Il contrarian battuto
Tony Abbott non è più il premier australiano, ora tocca al suo ex ministro delle Comunicazioni, quel Malcolm Turnbull di cui si parlava da un po’, perché si sapeva che era impaziente, che era popolare (tra gli elettori, non nel suo Liberal Party), che voleva approfittare del calo dei consensi di Abbott per accendere i riflettori su se stesso. Ieri infine ce l’ha fatta battendo Abbott in un voto interno ai conservatori, e con un discorso sulla serietà della leadership necessaria al cambiamento ha iniziato il suo mandato da primo ministro.

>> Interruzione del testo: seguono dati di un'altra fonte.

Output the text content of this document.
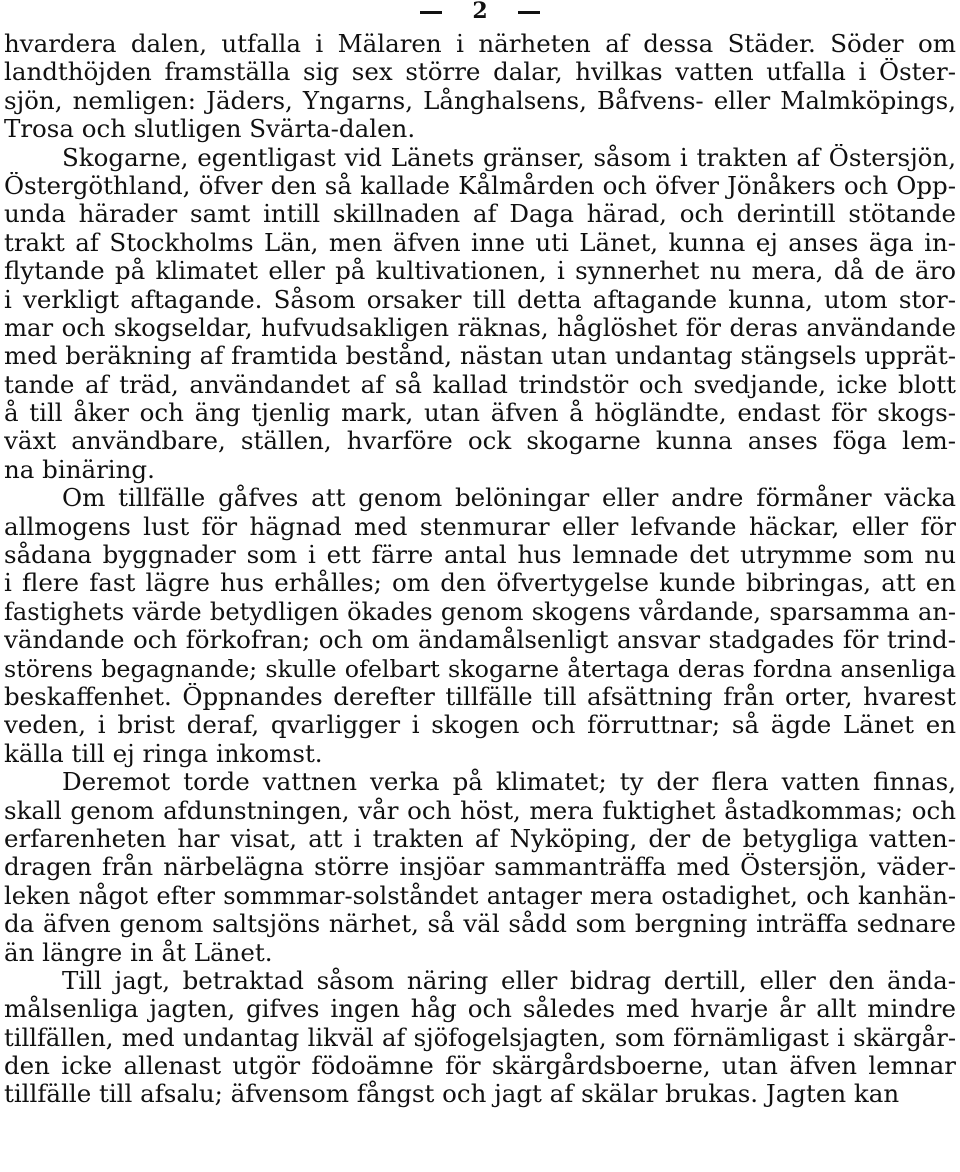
2
hvardera dalen, utfalla i Mälaren i närheten af dessa Städer. Söder om
landthöjden framställa sig sex större dalar, hvilkas vatten utfalla i Öster-
sjön, nemligen: Jäders, Yngarns, Långhalsens, Båfvens- eller Malmköpings,
Trosa och slutligen Svärta-dalen.
Skogarne, egentligast vid Länets gränser, såsom i trakten af Östersjön,
Östergöthland, öfver den så kallade Kålmården och öfver Jönåkers och Opp-
unda härader samt intill skillnaden af Daga härad, och derintill stötande
trakt af Stockholms Län, men äfven inne uti Länet, kunna ej anses äga in-
flytande på klimatet eller på kultivationen, i synnerhet nu mera, då de äro
i verkligt aftagande. Såsom orsaker till detta aftagande kunna, utom stor-
mar och skogseldar, hufvudsakligen räknas, håglöshet för deras användande
med beräkning af framtida bestånd, nästan utan undantag stängsels upprät-
tande af träd, användandet af så kallad trindstör och svedjande, icke blott
å till åker och äng tjenlig mark, utan äfven å högländte, endast för skogs-
växt användbare, ställen, hvarföre ock skogarne kunna anses föga lem-
na binäring.
Om tillfälle gåfves att genom belöningar eller andre förmåner väcka
allmogens lust för hägnad med stenmurar eller lefvande häckar, eller för
sådana byggnader som i ett färre antal hus lemnade det utrymme som nu
i flere fast lägre hus erhålles; om den öfvertygelse kunde bibringas, att en
fastighets värde betydligen ökades genom skogens vårdande, sparsamma an-
vändande och förkofran; och om ändamålsenligt ansvar stadgades för trind-
störens begagnande; skulle ofelbart skogarne återtaga deras fordna ansenliga
beskaffenhet. Öppnandes derefter tillfälle till afsättning från orter, hvarest
veden, i brist deraf, qvarligger i skogen och förruttnar; så ägde Länet en
källa till ej ringa inkomst.
Deremot torde vattnen verka på klimatet; ty der flera vatten finnas,
skall genom afdunstningen, vår och höst, mera fuktighet åstadkommas; och
erfarenheten har visat, att i trakten af Nyköping, der de betygliga vatten-
dragen från närbelägna större insjöar sammanträffa med Östersjön, väder-
leken något efter sommmar-solståndet antager mera ostadighet, och kanhän-
da äfven genom saltsjöns närhet, så väl sådd som bergning inträffa sednare
än längre in åt Länet.
Till jagt, betraktad såsom näring eller bidrag dertill, eller den ända-
målsenliga jagten, gifves ingen håg och således med hvarje år allt mindre
tillfällen, med undantag likväl af sjöfogelsjagten, som förnämligast i skärgår-
den icke allenast utgör födoämne för skärgårdsboerne, utan äfven lemnar
tillfälle till afsalu; äfvensom fångst och jagt af skälar brukas. Jagten kan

Abbott, il contrarian per eccellenza, vivace fustigatore del politicamente corretto, austero in economia, duro sull’immigrazione, contro il matrimonio gay e contro la litania stantìa del cambiamento climatico, lascia così la scena, dopo mesi in cui ha dovuto combattere parecchio, contro l’opposizione sempre pronta a dipingerlo come un rozzo disumano, e contro molti del suo stesso partito che cercavano di riposizionarsi in vista della prossima tornata elettorale. Nonostante la lotta fratricida abbia già indebolito il Partito laburista, anche i liberali hanno deciso di intraprendere la stessa strada, affidandosi a un miliardario con un passato in Goldman Sachs, socialmente progressista (è a favore delle nozze gay), ma fiscalmente rigoroso. Si vedrà se la scelta è stata oculata e se il ricambio porterà vitalità e non faide, ma intanto possiamo essere sicuri che, in Australia, nessuno si sognerà di fare polemica sul governo-che-non-ha-legittimazione.